-Lise ?
-Pardon ?
-Lise, c'est toi ?
-Pierre...
Silence.
Un vieux monsieur passe. Sa petite fille lui tient la main.
Elle vient d'avoir 4 ans, et elle déborde de vie. Ses cheveux sont un champ de blé clair brassé par le vent, mobile, lumineux, vivant. Le vieil homme la gâte plus que de raison. Il se plaît à lui raconter de longues histoires pendant qu'elle joue à autre chose, ou quand, comme aujourd'hui, ils se promènent, et qu'elle qui tire inlassablement et avec frénésie sur son bras vétéran.
Tous deux regardent la scène. La petit fille se tait. Le vieux sourit.
-Il y a combien de temps ?
-Quelques années.
-Mais qu'est ce que tu fais ici ?
-Ben, je travaille. Et toi ?
-Pareil.
Silence.
Dans sa voiture, un homme le portable visé à l'oreille, au feu rouge, fume une cigarette roulée qu'il ne cesse de rallumer.
Il n'a pas dormi la nuit dernière.

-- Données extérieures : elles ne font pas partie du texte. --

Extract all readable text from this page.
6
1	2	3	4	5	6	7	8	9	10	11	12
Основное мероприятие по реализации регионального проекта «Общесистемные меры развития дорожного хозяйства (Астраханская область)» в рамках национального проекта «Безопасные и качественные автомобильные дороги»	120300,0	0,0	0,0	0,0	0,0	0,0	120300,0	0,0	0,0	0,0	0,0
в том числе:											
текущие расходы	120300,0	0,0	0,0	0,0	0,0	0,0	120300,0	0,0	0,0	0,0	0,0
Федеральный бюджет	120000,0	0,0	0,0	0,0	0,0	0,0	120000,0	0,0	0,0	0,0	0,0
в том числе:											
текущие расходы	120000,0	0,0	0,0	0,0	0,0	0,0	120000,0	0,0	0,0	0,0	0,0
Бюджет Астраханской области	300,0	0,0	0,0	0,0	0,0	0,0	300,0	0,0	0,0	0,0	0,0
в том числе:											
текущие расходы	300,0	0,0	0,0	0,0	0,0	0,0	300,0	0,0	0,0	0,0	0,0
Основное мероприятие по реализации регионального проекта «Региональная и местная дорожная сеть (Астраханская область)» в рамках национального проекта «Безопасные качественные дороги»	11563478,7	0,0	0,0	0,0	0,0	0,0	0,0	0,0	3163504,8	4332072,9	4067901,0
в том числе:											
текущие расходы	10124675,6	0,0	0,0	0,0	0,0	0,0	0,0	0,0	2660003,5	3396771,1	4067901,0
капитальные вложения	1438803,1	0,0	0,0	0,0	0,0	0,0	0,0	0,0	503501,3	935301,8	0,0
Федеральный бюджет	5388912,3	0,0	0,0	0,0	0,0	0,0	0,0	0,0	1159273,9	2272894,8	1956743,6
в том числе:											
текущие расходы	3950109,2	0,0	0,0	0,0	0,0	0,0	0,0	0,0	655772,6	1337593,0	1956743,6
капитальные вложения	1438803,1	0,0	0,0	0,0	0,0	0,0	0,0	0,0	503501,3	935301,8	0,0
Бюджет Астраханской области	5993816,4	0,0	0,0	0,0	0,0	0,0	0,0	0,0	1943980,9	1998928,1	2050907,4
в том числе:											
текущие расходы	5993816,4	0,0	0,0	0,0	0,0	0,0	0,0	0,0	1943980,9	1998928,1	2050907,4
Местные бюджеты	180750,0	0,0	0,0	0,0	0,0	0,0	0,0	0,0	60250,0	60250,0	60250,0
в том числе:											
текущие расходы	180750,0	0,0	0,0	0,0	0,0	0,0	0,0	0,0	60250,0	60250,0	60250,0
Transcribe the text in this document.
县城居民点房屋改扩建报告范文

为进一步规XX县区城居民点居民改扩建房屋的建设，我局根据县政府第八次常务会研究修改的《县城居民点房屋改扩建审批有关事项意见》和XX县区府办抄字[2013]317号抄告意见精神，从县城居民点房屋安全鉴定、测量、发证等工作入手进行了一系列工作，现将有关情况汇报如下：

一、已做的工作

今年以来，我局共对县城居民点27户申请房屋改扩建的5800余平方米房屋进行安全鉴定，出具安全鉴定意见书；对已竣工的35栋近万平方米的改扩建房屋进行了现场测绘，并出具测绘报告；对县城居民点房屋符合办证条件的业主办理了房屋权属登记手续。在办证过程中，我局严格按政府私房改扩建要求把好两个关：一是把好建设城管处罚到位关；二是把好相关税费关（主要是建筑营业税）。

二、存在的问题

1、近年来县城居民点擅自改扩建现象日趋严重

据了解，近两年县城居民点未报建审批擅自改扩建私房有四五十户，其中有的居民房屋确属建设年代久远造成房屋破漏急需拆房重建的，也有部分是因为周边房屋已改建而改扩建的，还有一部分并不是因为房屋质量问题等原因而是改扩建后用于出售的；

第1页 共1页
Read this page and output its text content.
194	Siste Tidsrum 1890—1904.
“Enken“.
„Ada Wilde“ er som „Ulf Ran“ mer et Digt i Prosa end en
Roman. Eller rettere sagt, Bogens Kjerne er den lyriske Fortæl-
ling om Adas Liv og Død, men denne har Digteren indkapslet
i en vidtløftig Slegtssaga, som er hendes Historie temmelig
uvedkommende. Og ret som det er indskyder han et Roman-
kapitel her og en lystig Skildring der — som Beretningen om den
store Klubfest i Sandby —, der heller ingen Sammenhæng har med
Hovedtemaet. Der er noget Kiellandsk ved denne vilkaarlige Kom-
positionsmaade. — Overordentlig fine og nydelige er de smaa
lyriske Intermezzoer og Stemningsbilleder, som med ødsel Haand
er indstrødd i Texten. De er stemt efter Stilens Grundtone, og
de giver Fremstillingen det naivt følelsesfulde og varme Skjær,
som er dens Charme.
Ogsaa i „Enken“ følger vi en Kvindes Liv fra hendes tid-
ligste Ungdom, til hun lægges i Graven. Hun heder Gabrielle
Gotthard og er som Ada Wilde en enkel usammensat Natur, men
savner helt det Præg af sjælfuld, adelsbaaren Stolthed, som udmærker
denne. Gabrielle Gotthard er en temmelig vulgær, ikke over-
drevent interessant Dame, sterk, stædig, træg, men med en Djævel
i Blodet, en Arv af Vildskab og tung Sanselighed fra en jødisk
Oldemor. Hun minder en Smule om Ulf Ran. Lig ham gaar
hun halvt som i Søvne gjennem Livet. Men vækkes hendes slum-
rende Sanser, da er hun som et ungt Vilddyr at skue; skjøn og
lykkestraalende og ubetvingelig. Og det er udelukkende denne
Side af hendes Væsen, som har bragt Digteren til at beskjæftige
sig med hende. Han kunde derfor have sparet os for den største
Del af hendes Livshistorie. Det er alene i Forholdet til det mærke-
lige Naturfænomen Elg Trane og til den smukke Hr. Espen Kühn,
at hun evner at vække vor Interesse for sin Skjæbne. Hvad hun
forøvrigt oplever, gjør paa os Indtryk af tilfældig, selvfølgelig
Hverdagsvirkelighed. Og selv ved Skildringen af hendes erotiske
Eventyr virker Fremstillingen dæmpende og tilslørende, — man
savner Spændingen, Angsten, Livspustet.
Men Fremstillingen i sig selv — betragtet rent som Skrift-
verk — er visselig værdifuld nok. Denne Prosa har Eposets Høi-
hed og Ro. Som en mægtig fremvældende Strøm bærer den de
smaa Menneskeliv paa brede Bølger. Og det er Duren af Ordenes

Il sent qu'il faut qu'il mange.
Il regarde la voiture arrêtée à côté de la sienne, et trouve, malgré lui, le conducteur absolument abject. Il est au téléphone avec la collège qu'il va rejoindre au restaurant.
Le feu passe au vert. Il rit sans que l'on sache bien pourquoi, rallume encore son mégot, et démarre en faisait crier le moteur.
-Tu n'as pas changé... Toujours les cheveux comme une brosse, tes yeux tristes, ce petit air sûr de toi...
-Tes lèvres, ta blondeur, ton regard pénétrant, tes petits seins...
-Tes mains, ton dos voûté, ta voix... Tu joues toujours de la musique ?
-Non. Et toi ?
-Non.
Silence
Deux femmes assises sur un banc discutent de leur vie sexuelle.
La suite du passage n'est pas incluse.